Consistent Confession to Christ: 

I John 1:9 is our holy scrub brush that encourages confession.

“If we confess our sins to God, He can be depended on to forgive us and to cleanse us from every wrong. And it is perfectly proper for God to do this for us because Christ died to wash away our sins.”

With the hundreds of student athletes my husband and staff work with in FCA ministry, a common practice we encounter on the courts or fields of competition is “trash talkin’.” As most of you know, trash talkin’ is the way athletes talk up themselves and down their opponent to gain a competitive edge. 

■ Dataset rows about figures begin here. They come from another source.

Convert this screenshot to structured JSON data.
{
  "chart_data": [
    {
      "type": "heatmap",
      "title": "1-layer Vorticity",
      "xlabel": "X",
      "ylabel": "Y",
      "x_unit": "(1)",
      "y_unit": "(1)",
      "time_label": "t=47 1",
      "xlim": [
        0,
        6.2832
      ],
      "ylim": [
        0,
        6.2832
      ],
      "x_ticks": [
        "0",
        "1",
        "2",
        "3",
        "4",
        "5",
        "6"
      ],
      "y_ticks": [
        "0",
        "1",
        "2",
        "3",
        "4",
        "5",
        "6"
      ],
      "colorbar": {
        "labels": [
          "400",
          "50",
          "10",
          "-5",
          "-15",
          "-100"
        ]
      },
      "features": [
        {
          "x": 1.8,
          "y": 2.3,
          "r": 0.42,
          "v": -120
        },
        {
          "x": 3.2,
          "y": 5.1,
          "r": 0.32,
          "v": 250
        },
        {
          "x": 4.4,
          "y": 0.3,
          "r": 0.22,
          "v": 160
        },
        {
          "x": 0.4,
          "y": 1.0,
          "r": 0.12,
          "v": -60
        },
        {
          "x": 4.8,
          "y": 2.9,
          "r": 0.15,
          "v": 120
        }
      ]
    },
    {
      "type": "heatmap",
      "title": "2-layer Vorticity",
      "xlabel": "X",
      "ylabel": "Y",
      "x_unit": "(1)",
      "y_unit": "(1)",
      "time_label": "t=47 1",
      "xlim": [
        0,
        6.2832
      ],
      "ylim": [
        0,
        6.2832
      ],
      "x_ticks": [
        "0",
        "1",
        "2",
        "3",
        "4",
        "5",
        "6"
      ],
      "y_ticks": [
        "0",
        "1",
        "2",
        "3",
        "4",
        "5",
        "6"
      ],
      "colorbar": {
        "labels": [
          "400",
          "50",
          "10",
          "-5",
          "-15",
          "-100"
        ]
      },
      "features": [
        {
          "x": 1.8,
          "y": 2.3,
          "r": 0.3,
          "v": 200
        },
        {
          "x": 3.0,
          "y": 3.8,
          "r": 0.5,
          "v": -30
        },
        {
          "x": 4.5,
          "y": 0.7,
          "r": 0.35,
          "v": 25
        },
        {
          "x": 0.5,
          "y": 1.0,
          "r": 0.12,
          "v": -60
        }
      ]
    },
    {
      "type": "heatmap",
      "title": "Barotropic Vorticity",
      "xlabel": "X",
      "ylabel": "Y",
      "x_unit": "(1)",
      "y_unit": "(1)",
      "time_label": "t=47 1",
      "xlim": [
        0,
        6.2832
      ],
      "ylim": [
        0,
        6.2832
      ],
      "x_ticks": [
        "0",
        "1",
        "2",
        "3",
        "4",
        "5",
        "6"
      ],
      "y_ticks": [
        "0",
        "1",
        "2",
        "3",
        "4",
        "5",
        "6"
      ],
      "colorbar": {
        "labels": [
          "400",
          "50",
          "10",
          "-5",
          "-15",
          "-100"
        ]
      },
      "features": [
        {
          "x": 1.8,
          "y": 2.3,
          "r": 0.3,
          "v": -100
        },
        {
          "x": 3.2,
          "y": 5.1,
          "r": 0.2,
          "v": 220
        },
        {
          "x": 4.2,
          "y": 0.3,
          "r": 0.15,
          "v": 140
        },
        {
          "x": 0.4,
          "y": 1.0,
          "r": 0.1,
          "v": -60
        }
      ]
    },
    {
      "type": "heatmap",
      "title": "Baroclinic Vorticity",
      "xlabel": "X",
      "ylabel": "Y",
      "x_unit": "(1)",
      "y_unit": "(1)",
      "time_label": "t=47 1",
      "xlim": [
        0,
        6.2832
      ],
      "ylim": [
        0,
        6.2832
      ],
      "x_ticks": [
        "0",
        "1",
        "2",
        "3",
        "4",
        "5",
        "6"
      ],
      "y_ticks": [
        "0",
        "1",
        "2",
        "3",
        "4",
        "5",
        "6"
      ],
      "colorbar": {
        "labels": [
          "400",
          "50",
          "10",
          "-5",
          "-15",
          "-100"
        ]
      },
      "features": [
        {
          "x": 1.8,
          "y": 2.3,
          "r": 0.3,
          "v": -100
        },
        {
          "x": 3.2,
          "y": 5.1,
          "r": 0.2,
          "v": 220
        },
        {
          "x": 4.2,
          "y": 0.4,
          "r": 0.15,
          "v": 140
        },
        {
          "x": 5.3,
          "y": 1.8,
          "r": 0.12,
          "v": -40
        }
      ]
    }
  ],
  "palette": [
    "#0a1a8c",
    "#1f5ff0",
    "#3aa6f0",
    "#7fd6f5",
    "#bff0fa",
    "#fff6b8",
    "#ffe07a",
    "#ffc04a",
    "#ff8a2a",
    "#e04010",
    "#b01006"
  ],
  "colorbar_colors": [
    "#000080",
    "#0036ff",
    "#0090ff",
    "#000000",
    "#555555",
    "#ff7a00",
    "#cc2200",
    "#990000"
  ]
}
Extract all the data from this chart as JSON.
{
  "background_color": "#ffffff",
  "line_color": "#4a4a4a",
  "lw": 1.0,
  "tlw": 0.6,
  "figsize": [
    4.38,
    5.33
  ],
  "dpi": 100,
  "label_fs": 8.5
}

But trash talkin’ with Jesus is the opposite. It’s us humbly confessing our own filth and claiming His unending faithfulness. Confession is simply taking (talkin’) our trash to Jesus. In return for His “trash service” He does not heap guilt or condemnation but offers us cleanness and freedom. Unlike trash talkin’ in sports, if we focus on talkin’ up Jesus, we will have less trash to take out!

Clean up your own Backyard

Our family enjoys playing tennis together at the local high school courts down our street. Invariably, at some point, our “serious play” turns to the chaotic tennis game “clean up the backyard.” Immediately, the whole focus turns to hitting all the tennis balls out of our court (our backyard) and across the net. We all begin laughing as we frantically try to do one thing—clean up our own backyard. Not worried about others’ yards, we can live with far more joy if we simply live keeping our own backyard clean.

What happens when we stay clean before the Lord? Act 3:19 tells us.

“Now confess your sins to God and turn to him so he can cleanse away your sins and send you wonderful times of refreshment in the presence of the Lord.” 

Every day is Trash Day

The good news for us is that, with Jesus, every day is trash day. As His trash talkin’ mommas, we have an open invitation from our Savior. He is on call 24/7 so we can confess when we’re a mess, in a mess, or made a mess. But because we are God’s mess, we can face each new day confident that even when we see ourselves as a mess, God sees us through Christ as spotless and clean as His beloved daughters.

And one of the most powerful ways we can lead our own “clean up” crew at home is to be moms who quickly confess our sins first to God and then to our own family. This powerful example of clean living will be both caught and taught by the next generation. The result? A whole lot more clean-hearted trash talkin’ to Jesus and a whole lot more clean living in this world!